Thus far we’ve read books written by Westerners about adventures in extreme places. Thus far we have questioned these peoples’ motives for climbing - psychoneurosis, “because it’s there,” relative economic security, the desire to push oneself / self-discovery, to change one’s life, or simply because one is very good at climbing, enjoys it, and has found a way to make some money by it (ex. Fischer and Hall). But thus far, we have not seen the truly more rational perspective to climbing in dangerous, high places: economic security. The Sherpas who climb are considered a form of celebrity in their communities, and those who climb higher, faster, with less help, gain more fame. But for them, this is important not for their egos but for their families’ well being. Climbing pays well, and making a name in the climbing world allows a Sherpa to get even better pay, more business. Money can’t buy everything, but it can buy a significantly better life in those countries.
thing I found most interesting about this narrative, though, is not
that Sherpas climb for money and still think it’s very dangerous and
kind of crazy.
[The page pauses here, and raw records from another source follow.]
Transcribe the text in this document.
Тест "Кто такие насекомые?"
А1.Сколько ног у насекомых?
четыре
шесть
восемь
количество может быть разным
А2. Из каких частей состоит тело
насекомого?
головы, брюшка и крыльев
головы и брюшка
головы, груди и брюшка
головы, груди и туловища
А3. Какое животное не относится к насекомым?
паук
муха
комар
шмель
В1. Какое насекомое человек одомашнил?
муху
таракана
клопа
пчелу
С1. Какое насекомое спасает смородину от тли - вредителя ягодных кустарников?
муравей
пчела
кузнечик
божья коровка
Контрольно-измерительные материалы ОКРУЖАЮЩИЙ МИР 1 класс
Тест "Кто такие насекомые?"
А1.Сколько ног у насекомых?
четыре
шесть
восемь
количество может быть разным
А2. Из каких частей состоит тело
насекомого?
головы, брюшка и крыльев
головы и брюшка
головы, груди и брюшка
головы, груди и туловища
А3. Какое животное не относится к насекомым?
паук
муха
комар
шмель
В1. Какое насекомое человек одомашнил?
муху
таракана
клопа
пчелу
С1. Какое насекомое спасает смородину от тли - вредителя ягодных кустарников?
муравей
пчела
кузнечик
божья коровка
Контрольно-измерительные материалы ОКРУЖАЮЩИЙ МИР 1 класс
Jambling climbed because he liked it, because it was the
family business, but primarily, I think, because it was a way to know
his father intimately. Jambling wasn’t just searching for celebrity and a
paycheck - he was seeking knowledge first. I think this is the noblest
of motives we’ve seen yet. I’m also struck by Jambling’s humility in his
telling of the story - he rarely speaks more than in passing of the
tasks he had to accomplish in terms of coordinating Sherpas and porters,
cooking for and taking care of the sahibs, and carrying many heavy
loads back and forth. Although he mentions these hardships, he never
complains about bearing them, understanding climbing as a job and not a
vacation. I look forward to finishing the book and finding out what
Jambling discovered about himself, his father, and the world.